The Avett Brothers were no longer this thrilling secret. Fans like Sarah George had to learn to share.
It was new, too, for the Brothers. They had lived in the stitches between the old and the new — “Why’d we have to change?” they asked in “Smoke In Our Lights” on A Carolina Jubilee — the constant cycle of connections, made, lost, made again, and with change comes questions, always.
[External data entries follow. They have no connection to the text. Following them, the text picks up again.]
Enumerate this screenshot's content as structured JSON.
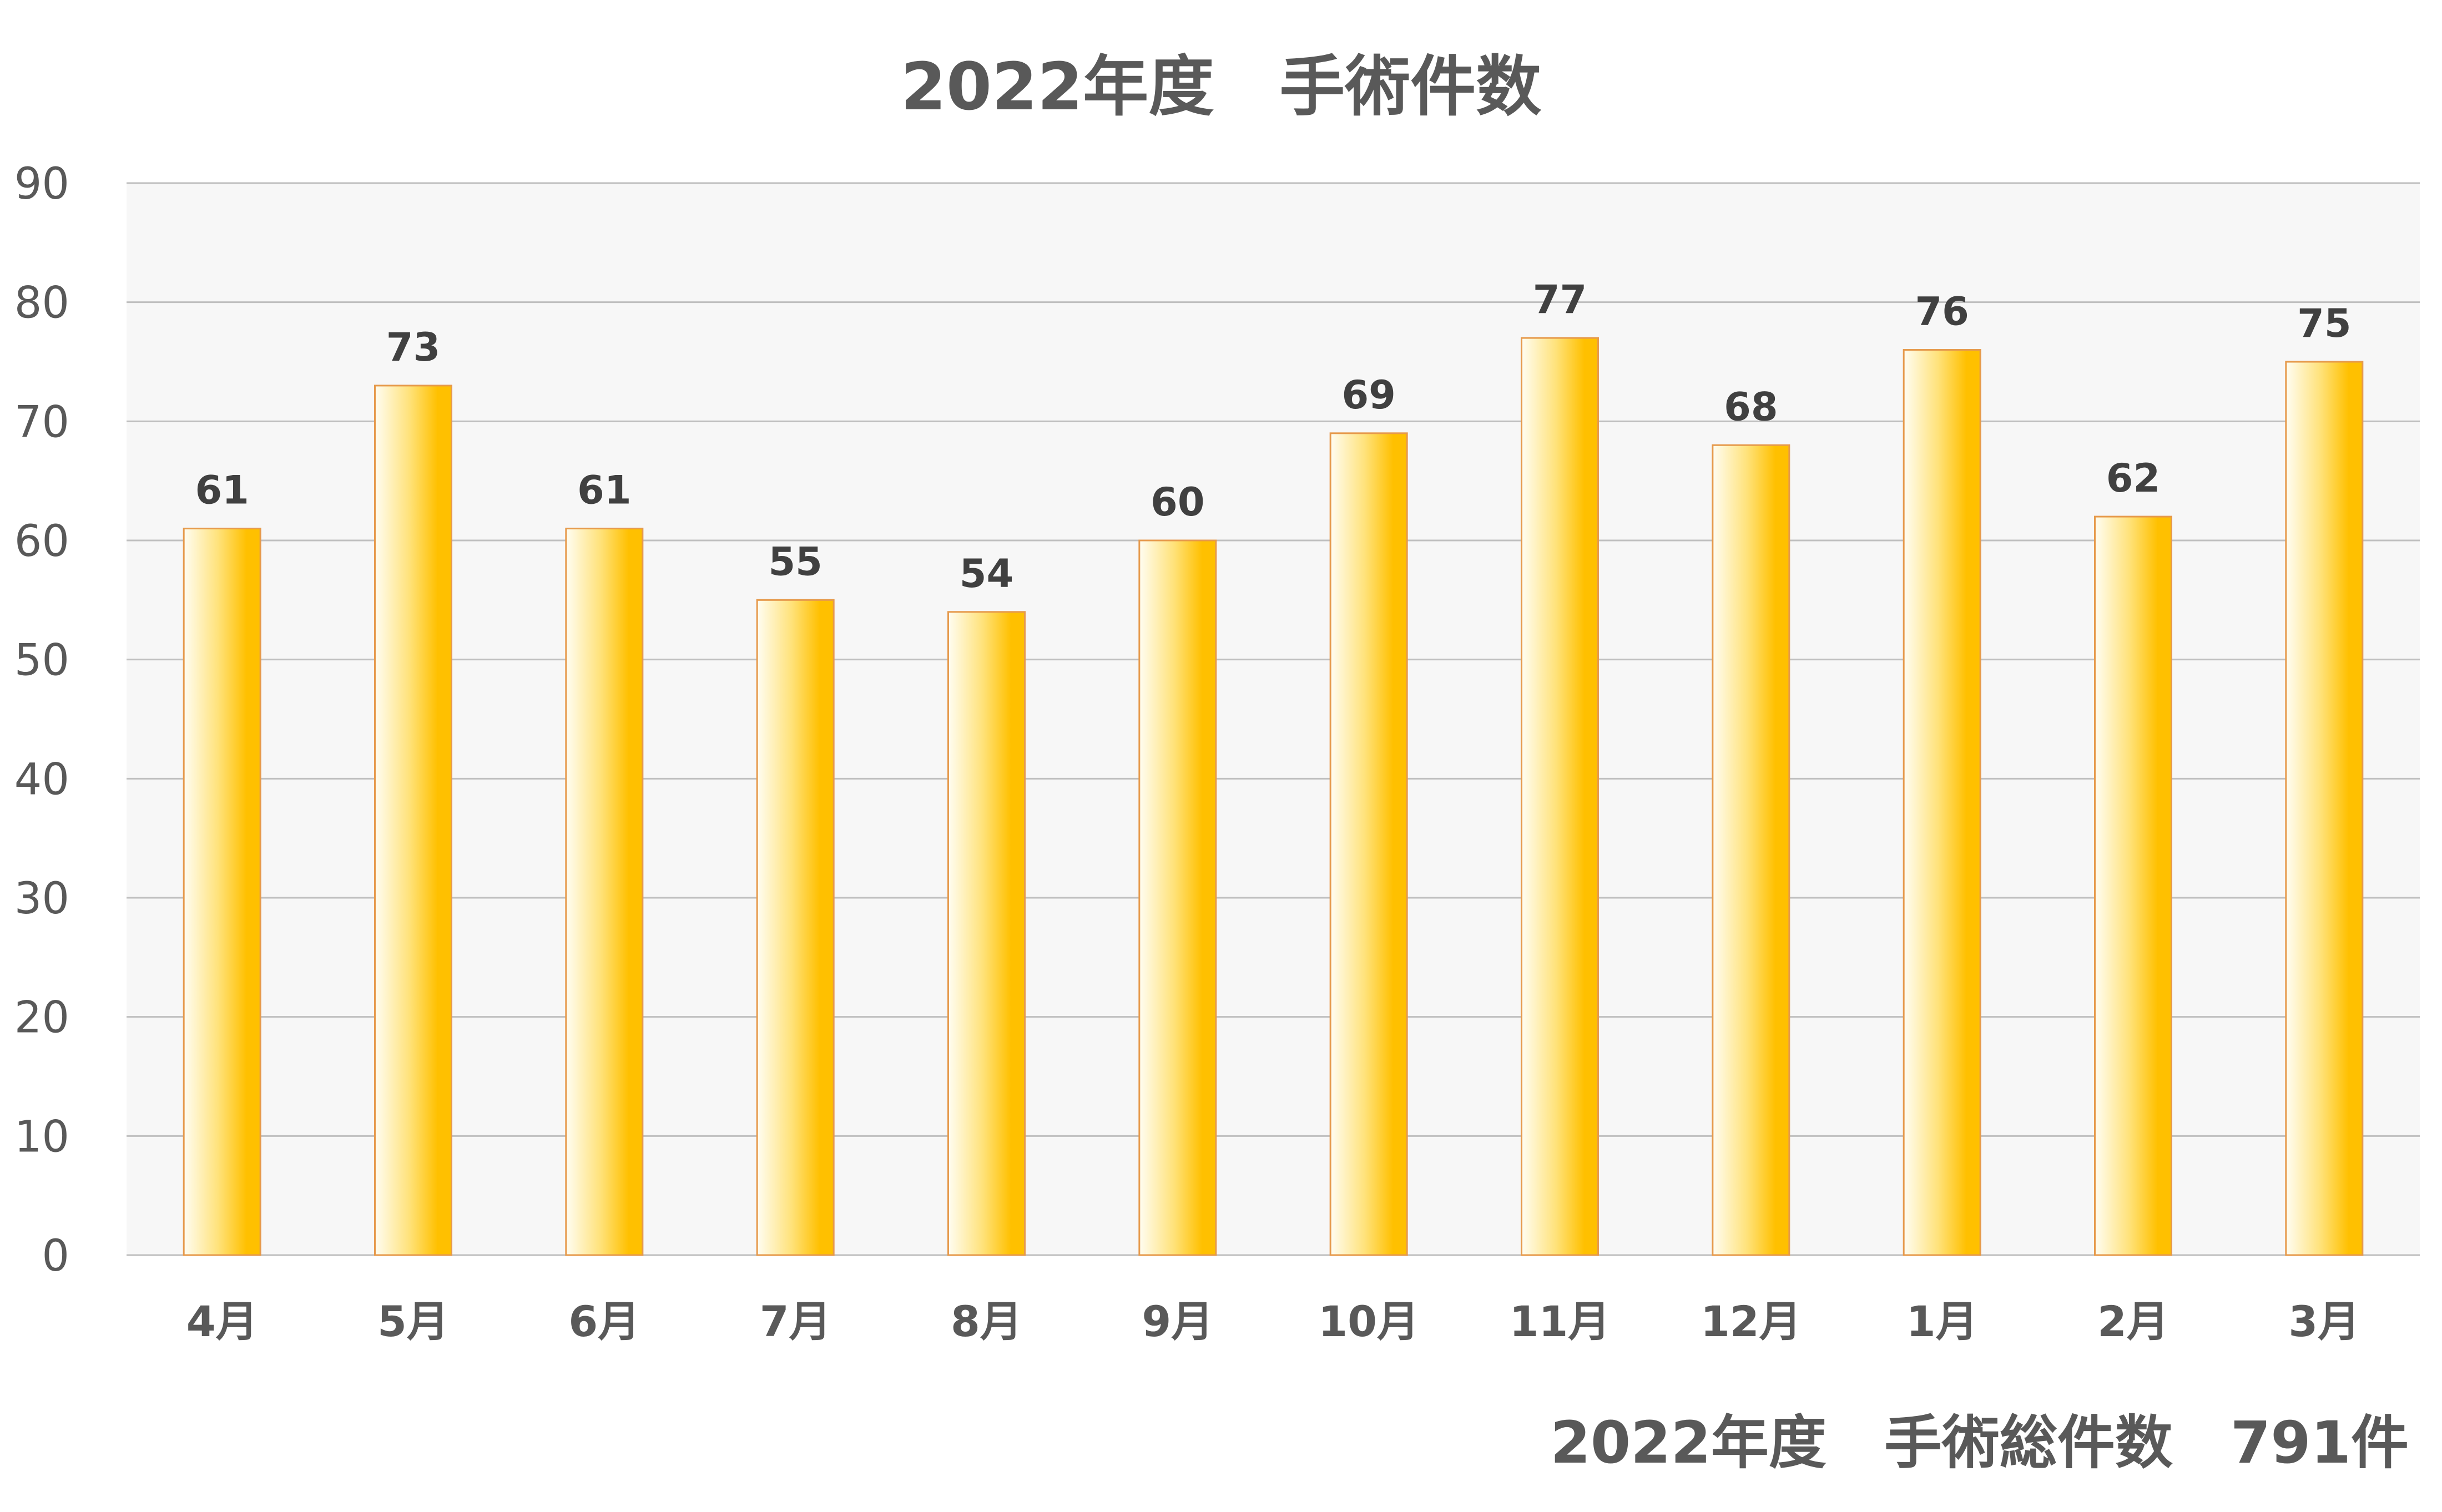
{
  "chart_data": {
    "type": "bar",
    "title": "2022年度　手術件数",
    "categories": [
      "4月",
      "5月",
      "6月",
      "7月",
      "8月",
      "9月",
      "10月",
      "11月",
      "12月",
      "1月",
      "2月",
      "3月"
    ],
    "series": [
      {
        "values": [
          61,
          73,
          61,
          55,
          54,
          60,
          69,
          77,
          68,
          76,
          62,
          75
        ]
      }
    ],
    "ylim": [
      0,
      90
    ],
    "yticks": [
      0,
      10,
      20,
      30,
      40,
      50,
      60,
      70,
      80,
      90
    ],
    "grid": true,
    "data_labels": true,
    "annotation": "2022年度　手術総件数　791件"
  },
  "colors": {
    "bar_light": "#fffdf2",
    "bar_mid": "#ffe27a",
    "bar_dark": "#ffc000",
    "bar_edge": "#e69a4c",
    "plot_background": "#f7f7f7",
    "gridline": "#bfbfbf",
    "text": "#595959",
    "label_text": "#404040"
  }
}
Sarah George’s balcony seat turned out to be a perfect vantage point. She could see the answers. She could feel the energy, on the stage and in the crowd and in between the two, from the frantic, full-bodied finale of “Laundry Room” to the crowd-wide sing-along at the end of “Go to Sleep” — la la la la la la — to the softer, slower “Ballad of Love and Hate,” sung only by Seth. It’s a beautiful song about the only thing that matters. The stand-up bass was on its side on the stage, and the cello was, too. Scott sat down at the drums, not to play, just to get out of the way, looking weary but grateful. “Thanks for coming, y’all,” he said. The room was dark except for the light shining on Seth. He tuned his guitar and stepped toward the mic. Years later when asked about that show, Seth would talk about its “tender, fragile moments,” the kind that pass by too quickly, in such stark contrast to the hectic everyday jumble, and how at times during that song, during that rendition of “The Ballad of Love and Hate,” it felt to him on the stage like no one in the crowd even wanted to breathe.